Voiture électrique et isolement thermique
En 2019 déjà, l’organisation mondiale de la médecine générale (WONCA) avait invité les médecins de famille à s’emparer du sujet, initiative encouragée par les généralistes enseignants du CNGE. La WONCA, qui représente 500 000 généralistes du monde entier, mettait en avant les risques du changement climatique pour la santé, dont l’augmentation des maladies non transmissibles, la détérioration de notre alimentation liée par exemple aux sécheresses ou l’exposition aux maladies transmissibles émergentes. « Nous demandons aux généralistes d'agir en sensibilisant leurs communautés respectives à la santé planétaire et aux possibilités de solutions ainsi qu'en luttant directement contre l'accélération des changements environnementaux par le biais des pratiques de soins de santé durables », plaide le consortium, qui conseille aux médecins d’approfondir leurs connaissances et de mieux informer leurs patients sur les risques.
Pour limiter les émissions carbonées au cabinet, des gestes simples ont été présentés au congrès du CNGE, s’appuyant sur le site « Santé durable ». Issu d’une thèse de médecine générale, ce portail propose un cahier des charges du développement durable en cabinet libéral (locaux, informatique, achats, déchets, hygiène). « Ce sont des solutions simples et efficaces pour réduire l’impact écologique de notre pratique, comme limiter sa consommation d’énergie en isolant mieux les bâtiments », illustre Mathilde Renker. Autres conseils plus ou moins faciles à mettre en place : regrouper ses déplacements, acheter une voiture électrique partagée au sein d’une maison de santé ou effectuer des visites à vélo…
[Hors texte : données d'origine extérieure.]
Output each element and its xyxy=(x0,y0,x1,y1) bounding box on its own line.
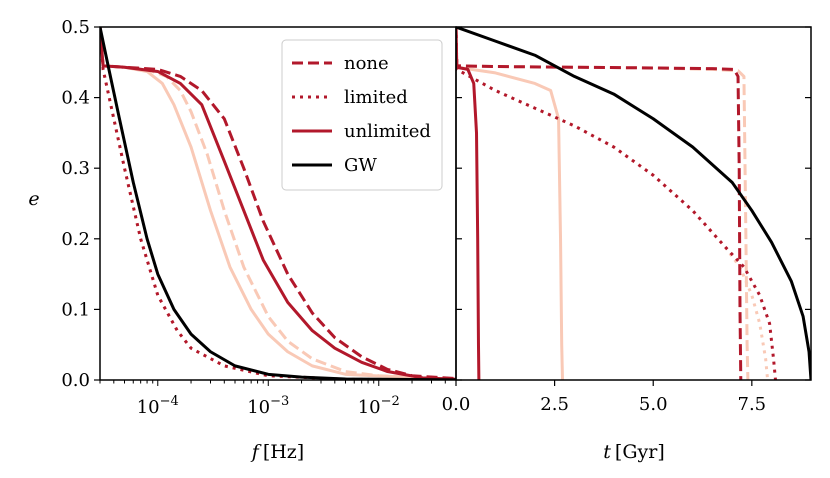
right-x-tick-label: 2.5 xyxy=(540,394,569,415)
right-panel-series xyxy=(456,27,811,380)
legend-box xyxy=(281,39,443,191)
right-axes-frame xyxy=(455,26,812,381)
right-x-tick-label: 5.0 xyxy=(639,394,668,415)
legend-label-unlimited: unlimited xyxy=(344,121,431,142)
right-series-none-faint xyxy=(456,27,750,380)
left-series-none xyxy=(100,27,456,380)
tick-base: 10 xyxy=(137,397,160,418)
y-tick-label: 0.4 xyxy=(61,88,90,109)
left-x-tick-label: 10−2 xyxy=(358,394,400,418)
left-x-tick-label: 10−4 xyxy=(137,394,179,418)
y-tick-label: 0.2 xyxy=(61,229,90,250)
right-x-var: t xyxy=(603,441,611,463)
tick-base: 10 xyxy=(247,397,270,418)
left-panel-series xyxy=(100,27,456,380)
axis-ticks: 0.00.10.20.30.40.510−4 10−3 10−2 0.0 2.5 5.0 7… xyxy=(61,17,811,418)
tick-exponent: −4 xyxy=(160,394,179,409)
right-series-none xyxy=(456,27,743,380)
tick-exponent: −2 xyxy=(381,394,400,409)
legend-label-gw: GW xyxy=(344,155,377,176)
left-x-var: f xyxy=(250,441,262,463)
right-x-tick-label: 0.0 xyxy=(442,394,471,415)
right-series-limited-faint xyxy=(456,27,770,380)
axes-frames xyxy=(99,26,812,381)
y-tick-label: 0.1 xyxy=(61,299,90,320)
y-tick-label: 0.3 xyxy=(61,158,90,179)
right-x-unit: [Gyr] xyxy=(615,441,665,463)
left-series-gw xyxy=(100,27,456,380)
right-series-unlimited xyxy=(456,27,481,380)
legend-label-limited: limited xyxy=(344,87,408,108)
y-tick-label: 0.0 xyxy=(61,370,90,391)
legend: none limited unlimited GW xyxy=(281,39,443,191)
legend-label-none: none xyxy=(344,53,389,74)
left-x-tick-label: 10−3 xyxy=(247,394,289,418)
y-tick-label: 0.5 xyxy=(61,17,90,38)
right-series-gw xyxy=(456,27,811,380)
left-x-axis-label: f [Hz] xyxy=(250,441,304,463)
left-series-unlimited xyxy=(100,27,456,380)
right-series-unlimited-faint xyxy=(456,27,564,380)
right-series-limited xyxy=(456,27,777,380)
y-axis-label: e xyxy=(28,188,39,210)
right-x-axis-label: t [Gyr] xyxy=(603,441,664,463)
right-x-tick-label: 7.5 xyxy=(738,394,767,415)
tick-base: 10 xyxy=(358,397,381,418)
tick-exponent: −3 xyxy=(270,394,289,409)
left-x-unit: [Hz] xyxy=(263,441,304,463)
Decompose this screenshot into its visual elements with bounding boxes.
Lutte contre l'antibiorésistance
Si l’écologie s’invite dans l’organisation libérale – la CSMF avait consacré son université de rentrée au cabinet vert – elle peut aussi s’imposer sur l’ordonnance. « Il faut oser la dé-prescription, en proposant des interventions non médicamenteuses », suggère Mathilde Renker.
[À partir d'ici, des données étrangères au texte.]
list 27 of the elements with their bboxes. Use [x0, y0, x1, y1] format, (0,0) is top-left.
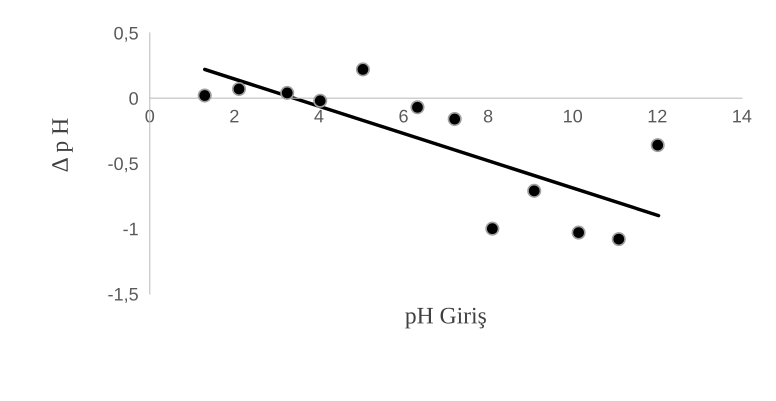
x-tick-label: 12 [648, 110, 666, 122]
x-tick-label: 2 [230, 110, 238, 122]
point [280, 86, 294, 100]
point [485, 222, 500, 236]
y-tick-label: -0,5 [108, 157, 138, 172]
point [527, 184, 542, 198]
y-tick-label: 0,5 [114, 26, 138, 42]
x-tick-label: 8 [484, 110, 492, 123]
point [448, 112, 462, 126]
y-axis-title: Δ p H [52, 118, 73, 172]
point [612, 232, 626, 246]
point [356, 62, 370, 76]
point [313, 94, 328, 108]
point [198, 88, 212, 103]
point [410, 100, 425, 114]
x-tick-label: 10 [564, 110, 582, 123]
y-tick-label: -1,5 [108, 288, 138, 303]
x-tick-label: 14 [733, 110, 752, 122]
x-axis-title: pH Giriş [405, 308, 486, 328]
point [572, 226, 586, 240]
y-tick-label: 0 [129, 92, 138, 105]
y-tick-label: -1 [123, 222, 138, 236]
point [650, 138, 665, 152]
x-tick-label: 0 [145, 110, 154, 123]
x-tick-label: 4 [314, 110, 324, 122]
x-tick-label: 6 [399, 110, 408, 123]
point [232, 82, 246, 96]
La santé environnementale étant étroitement liée à celle des écosystèmes, la lutte contre l’antibiorésistance est un maillon fort entre les mains des généralistes. Alors que la France se situe au 4e rang des pays européens les plus consommateurs d’antibiotiques, « cette pression de sélection augmente l’apparition de souches bactériennes résistantes », insiste la Dr Stéphanie Larramendy, généraliste à Nantes. 77 % des antibiotiques sont prescrits en soins premiers, confirme l’Agence nationale de sécurité du médicament (ANSM). « Et si les prescriptions décroissent à l’hôpital, c’est plus timide en ville », précise la Dr Larramendy, qui a mené une étude en Bretagne sur la répartition des Escherichia coli productrices de bêta-lactamases à spectre élargi (BLSE) – souches résistantes aux molécules de première intention. Sur les 350 000 échantillons urinaires étudiés, 3,3 % présentaient des entérobactéries BSLE. Les plus de 65 ans et les consommateurs de céphalosporines de 3e génération étaient les plus susceptibles de porter ces bactéries résistantes. « Les généralistes sont plus à même de prescrire des antibiotiques chez les personnes âgées, qu’ils considèrent comme fragiles, détaille la Dr Larramendy. Mais nos prescriptions de céphalosporines en soins primaires ont un impact sur les écosystèmes. » En réduisant les prescriptions d’antibiotiques – « dont 20 à 35 % sont inutiles » – le généraliste peut agir à son niveau pour la santé planétaire.
Le défi semble réalisable. En 2020, avec la crise sanitaire, la consommation d’antibiotiques a chuté de 18 %. Et le taux d’E. Coli BLSE a été réduit significativement. « C’est du jamais vu ! Aucune campagne nationale n'a été aussi efficace », avance la Dr Larramendy, convaincue que « si on change nos pratiques en tant que généraliste, cela peut avoir un impact rapide ».